In seeking permission to appeal on this point Mr Seabrook sought to justify not having raised the point at trial by pointing out that the Defendant had perhaps focused on simply defeating the claim which it regarded as lacking merit and unlikely to succeed. The judge regarded that as a tactical assessment.
Whether the course adopted was deliberate or the product of oversight, it is optimistic on the part of professional litigators represented by specialist solicitors and extremely senior counsel vastly experienced in the field to seek to revisit a critical aspect of the calculation which they have not challenged at trial. Mr Sweeting is able to submit with some force that had this point been taken below the Claimant would or might have explored further the question whether suitable provision might be made by some funding structure other than that established in Roberts v Johnstone.
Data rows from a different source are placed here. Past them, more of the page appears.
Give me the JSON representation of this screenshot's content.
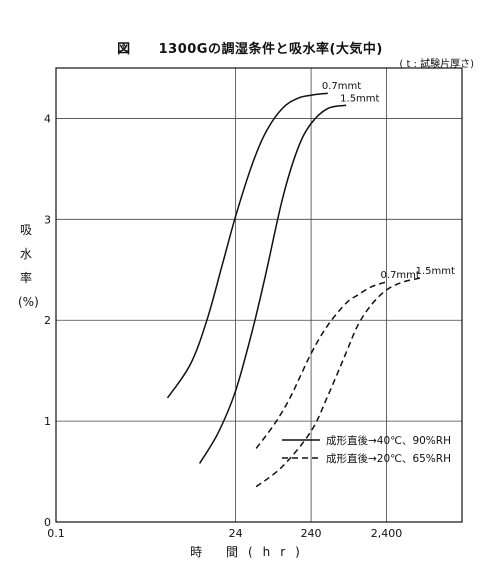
{
  "figure": {
    "fig_label": "図",
    "title": "1300Gの調湿条件と吸水率(大気中)",
    "note": "( t : 試験片厚さ)",
    "ylabel_chars": [
      "吸",
      "水",
      "率",
      "(%)"
    ],
    "xlabel": "時 間(hr)"
  },
  "chart_data": {
    "type": "line",
    "title": "1300Gの調湿条件と吸水率(大気中)",
    "xlabel": "時 間(hr)",
    "ylabel": "吸水率(%)",
    "x_scale": "log",
    "xlim": [
      0.1,
      24000
    ],
    "ylim": [
      0,
      4.5
    ],
    "xticks": [
      0.1,
      24,
      240,
      2400
    ],
    "xtick_labels": [
      "0.1",
      "24",
      "240",
      "2,400"
    ],
    "yticks": [
      0,
      1,
      2,
      3,
      4
    ],
    "ytick_labels": [
      "0",
      "1",
      "2",
      "3",
      "4"
    ],
    "grid": true,
    "legend_position": "bottom-right",
    "series": [
      {
        "name": "成形直後→40℃、90%RH",
        "label": "0.7mmt",
        "style": "solid",
        "x": [
          3,
          6,
          10,
          16,
          24,
          40,
          60,
          100,
          160,
          240,
          400
        ],
        "y": [
          1.23,
          1.56,
          2.0,
          2.55,
          3.03,
          3.55,
          3.86,
          4.1,
          4.2,
          4.23,
          4.25
        ]
      },
      {
        "name": "成形直後→40℃、90%RH",
        "label": "1.5mmt",
        "style": "solid",
        "x": [
          8,
          14,
          24,
          40,
          60,
          100,
          160,
          240,
          400,
          700
        ],
        "y": [
          0.58,
          0.88,
          1.3,
          1.9,
          2.45,
          3.2,
          3.7,
          3.95,
          4.1,
          4.13
        ]
      },
      {
        "name": "成形直後→20℃、65%RH",
        "label": "0.7mmt",
        "style": "dashed",
        "x": [
          45,
          80,
          130,
          240,
          400,
          700,
          1000,
          1500,
          2400
        ],
        "y": [
          0.73,
          0.98,
          1.25,
          1.67,
          1.95,
          2.17,
          2.25,
          2.33,
          2.38
        ]
      },
      {
        "name": "成形直後→20℃、65%RH",
        "label": "1.5mmt",
        "style": "dashed",
        "x": [
          45,
          100,
          240,
          400,
          700,
          1000,
          1500,
          2400,
          4000,
          7000
        ],
        "y": [
          0.35,
          0.55,
          0.9,
          1.25,
          1.68,
          1.95,
          2.15,
          2.3,
          2.38,
          2.42
        ]
      }
    ],
    "legend": [
      {
        "label": "成形直後→40℃、90%RH",
        "style": "solid"
      },
      {
        "label": "成形直後→20℃、65%RH",
        "style": "dashed"
      }
    ]
  }
}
One possibility might have been an alternative structure based upon the Claimant claiming the costs of purchasing and adapting the property based upon Mr Manna having a life interest with ownership of the property reverting to the Defendant on the death of his father.
A BACK UP POSITION IN THE COUNTER-SCHEDULE
This case emphasises the importance of a defendant having a back-up position which should be set out in a counter-schedule.
- The defendant concentrated all its fire on the question whether a second home should be provided.
- The defendant did not, until after the judgment, have a back up position in relation to the principles that should be adopted if a second home was allowed.
- This could be a legitimate tactical decision. However it did then lead the defendant with major (and as it transpired insurmountable) difficulties once the judge had decided against it on the issue.
It is worthwhile going back to Practice Direction 16 which specifically imposes a duty to supply alternative figures in the counter-schedule. This case shows that a failure to supply alternative figures can (and most probably will) mean the defendant cannot argue for alternative calculations.